Alors qu’il devait simplement tenir le premier rôle de Violent Cop devant la caméra de Kinji Fukasaku, voilà que Kitano se retrouve à reprendre les rênes de la mise en scène après la défection du réalisateur. Il en profite pour reprendre intégralement le scénario et obtenir une liberté artistique totale. D’un scénario soi-disant classique, Kitano ne retient que la trame de fond : Azuma est un flic solitaire et désabusé, usant de méthodes peu orthodoxes pour faire régner l’ordre dans la ville. Apprenant qu’un gang de yakuzas a tué son meilleur ami et violé sa sœur Akari, ce policier borderline qui peut rappeler le fameux inspecteur Harry décide de s’occuper personnellement de leur compte. Contraint à la démission, Azuma poursuit sans relâche sa quête de vengeance, quitte à y risquer sa vie. La scène d’ouverture reprend avec jeu les adolescents joviaux et brutaux d’Orange mécanique (Stanley Kubrick, 1972). S’acharnant gratuitement contre un vieil homme dans la rue, voilà que débarque Azumi (Kitano en personne), visage et poings fermés, pour calmer tous ces agités, même s’il faut pour cela rentrer dans la chambre du coupable pour lui infliger une rude correction ! La scène suivante montre le policier se faire remonter les bretelles par son supérieur. En deux scènes, tout est dit. Le conflit est posé, le personnage est présenté. Kitano peut alors manier à sa guise l’ellipse narrative ou au contraire étirer les séquences de course-poursuite à l’envi. L’entretien de Benjamin Thomas présent dans les bonus du DVD, « Le centre et la marge », permet notamment de relire les premiers plans du film à la lumière du travail postérieur de Kitano. Le spécialiste du cinéaste y détaille également le langage cinématographique qui, grâce à la plastique et au montage, permet à Kitano d’user d’un minimum de dialogues. Les vingt minutes de commentaires sont malheureusement trop courtes (et le propos parfois anecdotique) pour comprendre l’ampleur et la cohérence de la filmographie du réalisateur. C’est toute la difficulté de l’exercice et pour en apprendre plus, je vous renvoie plutôt à l’ouvrage du même Benjamin Thomas Takeshi Kitano : Outremarge (éd. Aléas, 2007).

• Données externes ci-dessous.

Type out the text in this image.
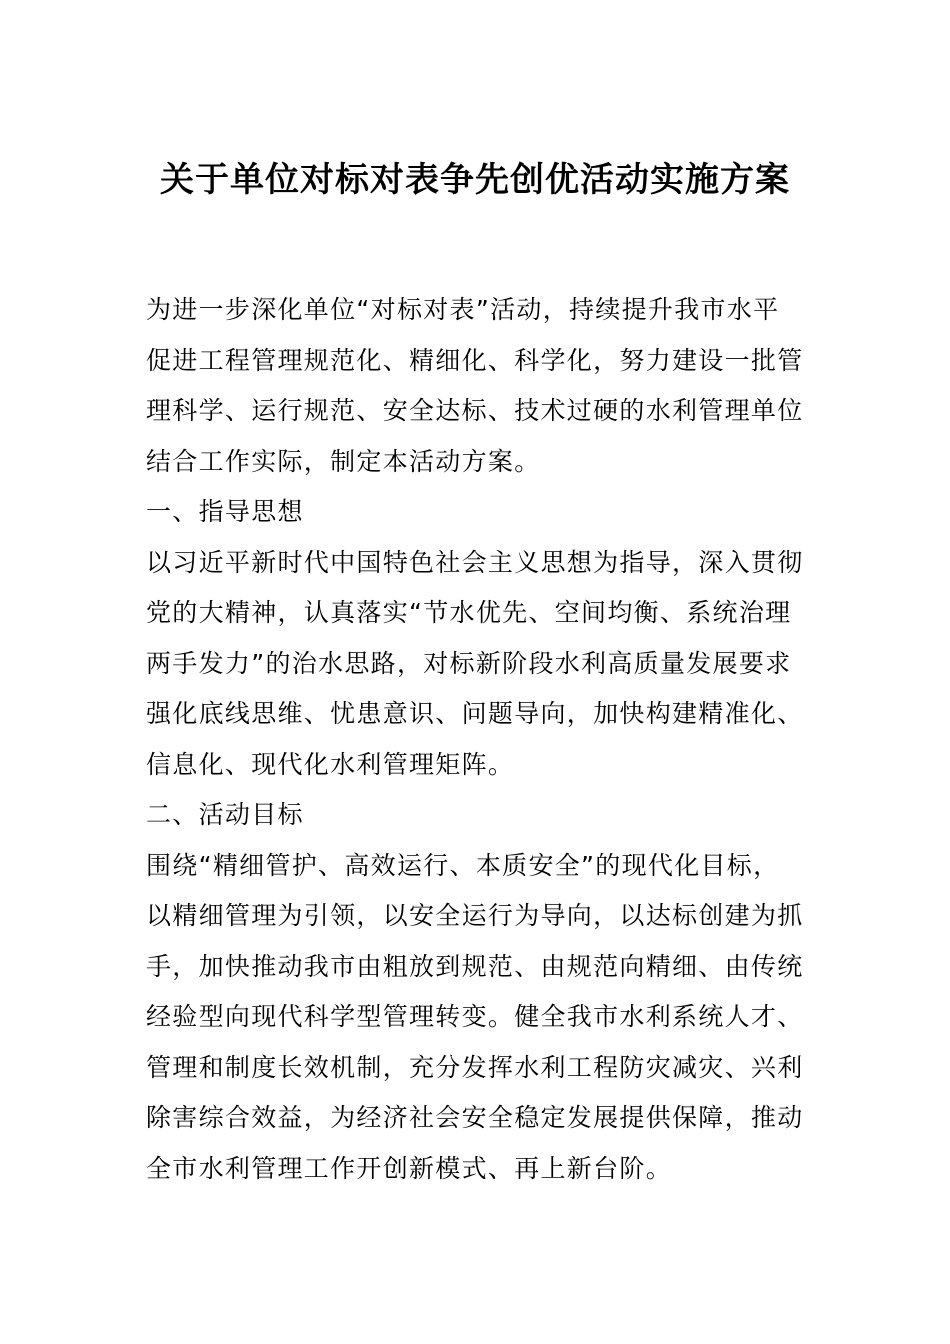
关于单位对标对表争先创优活动实施方案
为进一步深化单位“对标对表”活动，持续提升我市水平
促进工程管理规范化、精细化、科学化，努力建设一批管
理科学、运行规范、安全达标、技术过硬的水利管理单位
结合工作实际，制定本活动方案。
一、指导思想
以习近平新时代中国特色社会主义思想为指导，深入贯彻
党的大精神，认真落实“节水优先、空间均衡、系统治理
两手发力”的治水思路，对标新阶段水利高质量发展要求
强化底线思维、忧患意识、问题导向，加快构建精准化、
信息化、现代化水利管理矩阵。
二、活动目标
围绕“精细管护、高效运行、本质安全”的现代化目标，
以精细管理为引领，以安全运行为导向，以达标创建为抓
手，加快推动我市由粗放到规范、由规范向精细、由传统
经验型向现代科学型管理转变。健全我市水利系统人才、
管理和制度长效机制，充分发挥水利工程防灾减灾、兴利
除害综合效益，为经济社会安全稳定发展提供保障，推动
全市水利管理工作开创新模式、再上新台阶。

Mais malgré son titre explicite, Violent Cop n’est pas une tentative de justification de la violence policière. En dressant le portrait en creux d’un homme désabusé et contradictoire, le long-métrage place la tension dramatique non pas sur le scénario (au sens du récit) mais sur la mise en scène. La violence surgit sans prévenir des plans et des visages fixes. Aucun mouvement annonciateur, aucune cause, uniquement des conséquences. Le refus constant d’explications « psychologiques » inaugure en grandes pompes ce que sera le style de Kitano pour les films à venir : des personnages fermés, stoïques, ne pouvant libérer leurs émotions que dans la violence la plus sanglante. Les visages inexpressifs des personnages sont des masques sur lesquels nous pouvons lire toutes les émotions. Ils retiennent toute la rage et la violence de leurs gestes. En cela, Violent Cop prépare le chef-d’œuvre Hana-Bi, où Kitano démontrera sa maîtrise du mélange des genres dans un film où violence rouge et humour noir surgissent de plans soigneusement composés. Violent Cop est donc à ranger aux côtés de ces premiers films qui ont durablement marqué l’esthétique de leurs réalisateurs : Citizen Kane (Orson Welles, 1941), À bout de souffle (Jean-Luc Godard, 1960), Eraserhead (David Lynch, 1977), Reservoir Dogs (Quentin Tarantino, 1992)… Oui, rien que cela. Brisant les codes de l’enquête policière, le film invente ses figures et ses gimmicks en s’érigeant comme modèle pour les œuvres à venir. En imposant son style, loin du traditionnel polar ou film noir attendu par les studios à l’époque, et en posant la première pierre d’une filmographie singulière, Violent Cop est donc un objet qui « fait » genre. À part entière.